Running this test will output the following.

assert.deepStrictEqual(result, expectedResult)
                       |       |
                       |       Object{a:#Array#,b:#Array#}
                       Object{a:#Array#,b:#Array#}

    + expected - actual

       ]
       "b": [
         1
         2
    -    3
       ]
     }

This tells us that both result and expectedResult are objects that both contain array properties called a and b. We can also tell that the result.b array includes a third element with a value of 3 that isn’t expected to be there.

The error message here is fairly useful, but it’s worth noting that you can customize the behavior of Power Assert to show the actual values of each array rather than #Array#. There’s a maxDepth option which determines how many levels of nesting there can be before objects are replaced with generic identifiers. Customizing the behavior requires adding a bit of Power-Assert-specific code to our tests, but we can gracefully fall back to the standard assert module when Power Assert isn’t being used with an initialization like this.

import uncustomizedAssert from 'assert';


const assert = !uncustomizedAssert.customize ? uncustomizedAssert : (
  uncustomizedAssert.customize({
    output: {
        maxDepth: 5,
    }
  })
);

This customization allows us to see the actual value of the arrays inside of each object.

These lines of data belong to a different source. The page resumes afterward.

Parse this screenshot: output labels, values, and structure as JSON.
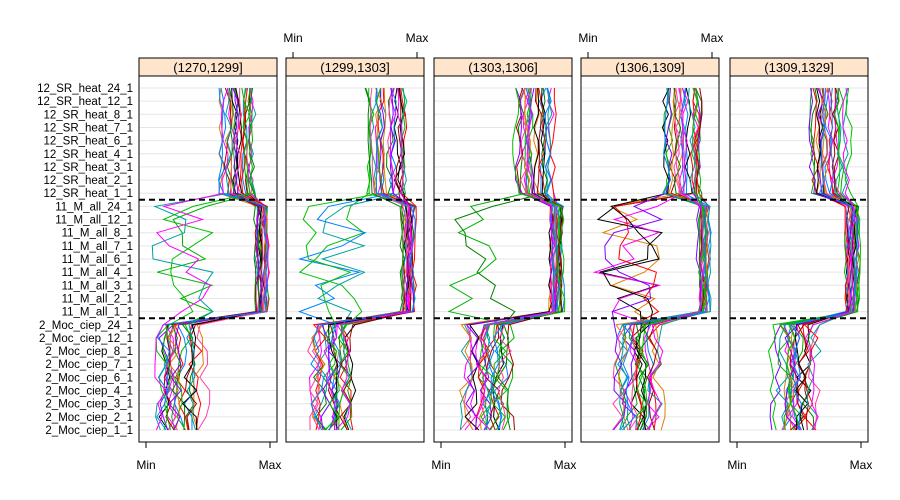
{
  "chart_data": {
    "type": "line",
    "subtype": "lattice-parallel-coordinates",
    "panel_strip_fill": "#ffe5cc",
    "panels": [
      "(1270,1299]",
      "(1299,1303]",
      "(1303,1306]",
      "(1306,1309]",
      "(1309,1329]"
    ],
    "axis": {
      "min_label": "Min",
      "max_label": "Max",
      "tick_position": "alternating top/bottom"
    },
    "variables": [
      "2_Moc_ciep_1_1",
      "2_Moc_ciep_2_1",
      "2_Moc_ciep_3_1",
      "2_Moc_ciep_4_1",
      "2_Moc_ciep_6_1",
      "2_Moc_ciep_7_1",
      "2_Moc_ciep_8_1",
      "2_Moc_ciep_12_1",
      "2_Moc_ciep_24_1",
      "11_M_all_1_1",
      "11_M_all_2_1",
      "11_M_all_3_1",
      "11_M_all_4_1",
      "11_M_all_6_1",
      "11_M_all_7_1",
      "11_M_all_8_1",
      "11_M_all_12_1",
      "11_M_all_24_1",
      "12_SR_heat_1_1",
      "12_SR_heat_2_1",
      "12_SR_heat_3_1",
      "12_SR_heat_4_1",
      "12_SR_heat_6_1",
      "12_SR_heat_7_1",
      "12_SR_heat_8_1",
      "12_SR_heat_12_1",
      "12_SR_heat_24_1"
    ],
    "group_separators_after": [
      "2_Moc_ciep_24_1",
      "11_M_all_24_1"
    ],
    "series_colors": [
      "#0080ff",
      "#ff00ff",
      "#008000",
      "#ff0000",
      "#00b000",
      "#e08000",
      "#a00000",
      "#000000",
      "#ff40a0",
      "#8000ff",
      "#00a0a0",
      "#00c000"
    ],
    "lines_per_panel": 26,
    "scaled_range": [
      0,
      1
    ],
    "profile_summary": {
      "2_Moc_ciep": "low (~0.05–0.60)",
      "11_M_all": "high (~0.85–0.99), some outlier profiles low",
      "12_SR_heat": "mid-high (~0.55–0.95)"
    }
  }
}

assert.deepEqual(result, expectedResult)
                 |       |
                 |       Object{a:[1,2],b:[1,2]}
                 Object{a:[1,2],b:[1,2,3]}

    + expected - actual

       ]
       "b": [
         1
         2
    -    3
       ]
     }

Conclusion

Well, I hope that this was able to inspire a few people to give Power Assert a try! The assertion messages that it produces won’t always be as specialized as those that you get from Jest or other libraries, but I’ve found them to be more than adequate for daily usage. It’s generally helpful to drop into a debugger anyway when you’re dealing with extremely complicated assertions, and the error messages become secondary at that point.

I used Mocha as the test runner for the examples here, but I would also like to give a quick shout-out to AVA. It’s a testing framework which uses both Babel and Power Assert out of the box, and it additionally includes some of Jest’s more interesting features (e.g. support for snapshot testing). It’s highly opinionated, but it’s definitely worth checking out if there are things you like about both Jest and Power Assert.